Single by Aminé

from the album Good for You
- Released: March 9, 2016
- Recorded: 2016
- Genre: Hip-hop; alternative hip-hop;
- Length: 3:29
- Label: Republic
- Songwriters: Adam Daniel; Irvin Mejia;
- Producers: Aminé; Pasqué;

Aminé singles chronology
|  | "Caroline" (2016) | "Baba" (2016) |

Music video
- "Caroline" on YouTube

= Caroline (Aminé song) =

"Caroline" is the debut single by American rapper Aminé. Written and produced alongside Pasqué, it was released on March 9, 2016 as the lead single from his debut studio album Good for You (2017).

==Background==
In an interview with Genius, Aminé said that:

The first time I heard the name "Caroline" was in OutKast's "Roses", so that was definitely an influence on me in general. But I wrote this song with the intentions of hopefully making a modern day "Billie Jean". Caroline represents the handful of women I've met in my life that I would put genuine effort in.

==Music video==
The song's accompanying music video premiered on June 1, 2016, on Aminé's Vevo account on YouTube.
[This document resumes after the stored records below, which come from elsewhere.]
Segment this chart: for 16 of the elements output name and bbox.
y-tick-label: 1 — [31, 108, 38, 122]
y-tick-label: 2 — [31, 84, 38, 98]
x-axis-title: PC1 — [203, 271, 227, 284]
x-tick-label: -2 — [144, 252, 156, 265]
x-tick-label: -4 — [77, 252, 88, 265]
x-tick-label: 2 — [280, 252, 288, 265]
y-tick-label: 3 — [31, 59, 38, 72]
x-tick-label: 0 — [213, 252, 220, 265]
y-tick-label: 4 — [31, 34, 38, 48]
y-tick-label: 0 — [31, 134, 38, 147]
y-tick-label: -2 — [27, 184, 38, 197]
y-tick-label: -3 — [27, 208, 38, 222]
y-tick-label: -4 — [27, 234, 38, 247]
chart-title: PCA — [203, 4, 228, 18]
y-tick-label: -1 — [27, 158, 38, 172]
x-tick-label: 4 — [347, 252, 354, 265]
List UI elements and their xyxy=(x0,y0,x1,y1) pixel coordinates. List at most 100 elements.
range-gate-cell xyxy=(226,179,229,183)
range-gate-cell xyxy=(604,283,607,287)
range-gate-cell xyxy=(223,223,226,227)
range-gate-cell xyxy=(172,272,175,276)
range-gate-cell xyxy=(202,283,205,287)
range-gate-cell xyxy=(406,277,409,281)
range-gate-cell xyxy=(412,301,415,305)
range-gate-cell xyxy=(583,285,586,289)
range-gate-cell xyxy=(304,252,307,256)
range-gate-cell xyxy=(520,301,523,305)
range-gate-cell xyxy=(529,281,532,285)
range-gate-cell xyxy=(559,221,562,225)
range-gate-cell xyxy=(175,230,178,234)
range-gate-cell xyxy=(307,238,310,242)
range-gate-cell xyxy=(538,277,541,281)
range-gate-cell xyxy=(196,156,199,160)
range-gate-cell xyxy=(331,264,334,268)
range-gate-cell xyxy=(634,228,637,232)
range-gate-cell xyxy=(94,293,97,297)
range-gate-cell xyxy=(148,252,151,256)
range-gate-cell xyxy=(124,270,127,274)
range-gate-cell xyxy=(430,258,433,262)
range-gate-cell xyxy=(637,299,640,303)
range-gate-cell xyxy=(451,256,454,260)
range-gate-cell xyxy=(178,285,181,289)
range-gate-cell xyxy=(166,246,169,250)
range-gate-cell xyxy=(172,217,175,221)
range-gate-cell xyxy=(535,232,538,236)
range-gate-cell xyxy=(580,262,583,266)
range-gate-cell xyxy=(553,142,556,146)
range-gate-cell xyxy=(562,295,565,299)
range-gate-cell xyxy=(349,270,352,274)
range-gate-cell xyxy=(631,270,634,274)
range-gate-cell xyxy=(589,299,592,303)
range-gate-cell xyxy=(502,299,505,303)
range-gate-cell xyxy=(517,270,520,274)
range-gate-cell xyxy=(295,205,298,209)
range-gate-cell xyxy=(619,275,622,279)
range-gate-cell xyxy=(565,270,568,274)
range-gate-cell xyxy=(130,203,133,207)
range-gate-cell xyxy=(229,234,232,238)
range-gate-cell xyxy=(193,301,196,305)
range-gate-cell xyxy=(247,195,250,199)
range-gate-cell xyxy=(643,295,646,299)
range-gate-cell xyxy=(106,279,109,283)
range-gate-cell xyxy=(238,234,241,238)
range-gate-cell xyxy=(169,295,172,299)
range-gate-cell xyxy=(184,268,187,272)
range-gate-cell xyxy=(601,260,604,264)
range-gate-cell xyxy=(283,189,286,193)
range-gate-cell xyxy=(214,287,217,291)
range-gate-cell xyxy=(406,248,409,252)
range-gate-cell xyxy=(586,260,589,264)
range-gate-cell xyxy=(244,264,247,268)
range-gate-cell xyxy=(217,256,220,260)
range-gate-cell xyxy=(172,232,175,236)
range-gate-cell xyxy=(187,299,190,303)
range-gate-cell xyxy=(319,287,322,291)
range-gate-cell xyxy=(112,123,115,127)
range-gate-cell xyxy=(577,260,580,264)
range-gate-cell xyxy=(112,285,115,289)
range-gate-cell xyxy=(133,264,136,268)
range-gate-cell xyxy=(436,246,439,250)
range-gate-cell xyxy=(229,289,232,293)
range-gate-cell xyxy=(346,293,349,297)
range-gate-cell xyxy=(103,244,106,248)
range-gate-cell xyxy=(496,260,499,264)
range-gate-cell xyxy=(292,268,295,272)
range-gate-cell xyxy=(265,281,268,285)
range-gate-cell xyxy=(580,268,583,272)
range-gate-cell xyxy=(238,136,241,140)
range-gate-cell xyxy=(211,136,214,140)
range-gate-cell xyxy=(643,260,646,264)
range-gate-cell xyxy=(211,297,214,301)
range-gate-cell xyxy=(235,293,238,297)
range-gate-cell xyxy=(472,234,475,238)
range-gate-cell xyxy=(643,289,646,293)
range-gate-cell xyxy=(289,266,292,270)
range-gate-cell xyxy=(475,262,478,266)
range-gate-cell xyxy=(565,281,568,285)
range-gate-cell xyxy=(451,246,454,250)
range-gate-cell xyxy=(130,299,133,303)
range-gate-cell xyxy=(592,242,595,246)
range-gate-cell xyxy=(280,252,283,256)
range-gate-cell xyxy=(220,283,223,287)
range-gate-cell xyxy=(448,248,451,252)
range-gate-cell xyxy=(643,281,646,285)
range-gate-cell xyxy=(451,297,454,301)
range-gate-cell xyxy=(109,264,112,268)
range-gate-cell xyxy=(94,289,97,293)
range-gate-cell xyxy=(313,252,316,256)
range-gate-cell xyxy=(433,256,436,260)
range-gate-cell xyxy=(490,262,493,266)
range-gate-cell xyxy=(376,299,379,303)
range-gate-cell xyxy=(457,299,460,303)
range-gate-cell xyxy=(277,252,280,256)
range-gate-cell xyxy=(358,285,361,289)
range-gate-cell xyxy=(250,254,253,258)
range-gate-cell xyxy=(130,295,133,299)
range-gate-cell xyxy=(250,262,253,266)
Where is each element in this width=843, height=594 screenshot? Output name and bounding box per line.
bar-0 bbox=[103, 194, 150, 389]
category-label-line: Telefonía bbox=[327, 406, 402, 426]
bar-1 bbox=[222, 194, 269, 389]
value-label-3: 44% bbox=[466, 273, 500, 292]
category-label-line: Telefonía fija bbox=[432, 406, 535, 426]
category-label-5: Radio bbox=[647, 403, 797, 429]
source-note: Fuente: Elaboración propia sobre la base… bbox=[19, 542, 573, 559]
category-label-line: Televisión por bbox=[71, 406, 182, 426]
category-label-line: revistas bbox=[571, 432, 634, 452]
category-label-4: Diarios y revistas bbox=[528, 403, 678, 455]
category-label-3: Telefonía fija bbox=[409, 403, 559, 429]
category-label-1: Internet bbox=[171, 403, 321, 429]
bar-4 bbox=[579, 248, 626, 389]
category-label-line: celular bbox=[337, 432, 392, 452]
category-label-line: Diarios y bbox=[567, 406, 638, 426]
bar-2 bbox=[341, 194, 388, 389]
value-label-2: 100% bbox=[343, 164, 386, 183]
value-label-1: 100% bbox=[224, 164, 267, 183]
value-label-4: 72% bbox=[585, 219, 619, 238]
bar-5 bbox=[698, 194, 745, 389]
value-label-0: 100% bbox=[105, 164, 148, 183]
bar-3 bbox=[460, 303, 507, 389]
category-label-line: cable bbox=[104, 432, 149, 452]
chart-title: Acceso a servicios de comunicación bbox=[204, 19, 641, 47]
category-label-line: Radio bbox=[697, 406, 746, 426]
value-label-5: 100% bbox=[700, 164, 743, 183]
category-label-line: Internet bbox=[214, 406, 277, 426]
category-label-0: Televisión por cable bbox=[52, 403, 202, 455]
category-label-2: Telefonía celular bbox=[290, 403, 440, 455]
As of March 2024, it has amassed over 369 million views.

==Charts==

===Weekly charts===

Weekly chart performance for "Caroline"
| Chart (2016–2017) | Peak position |
|---|---|
| Canada Hot 100 (Billboard) | 33 |
| New Zealand (Recorded Music NZ) | 16 |
| US Billboard Hot 100 | 11 |
| US Hot R&B/Hip-Hop Songs (Billboard) | 5 |
| US Pop Airplay (Billboard) | 30 |
| US Rhythmic Airplay (Billboard) | 3 |

===Year-end charts===

Year-end chart performance for "Caroline"
| Chart (2016) | Position |
|---|---|
| US Hot R&B/Hip-Hop Songs (Billboard) | 60 |
| Chart (2017) | Position |
| US Billboard Hot 100 | 60 |
| US Hot R&B/Hip-Hop Songs (Billboard) | 37 |
| US Rhythmic (Billboard) | 28 |

==Certifications==

Certifications for "Caroline"
| Region | Certification | Certified units/sales |
| Brazil (Pro-Música Brasil) | Gold | 30,000^{‡} |
| Canada (Music Canada) | Platinum | 80,000^{‡} |
| New Zealand (RMNZ) | 3× Platinum | 90,000^{‡} |
| Portugal (AFP) | Gold | 5,000^{‡} |
| United Kingdom (BPI) | Gold | 400,000^{‡} |
| United States (RIAA) | 6× Platinum | 6,000,000^{‡} |
^{‡} Sales+streaming figures based on certification alone.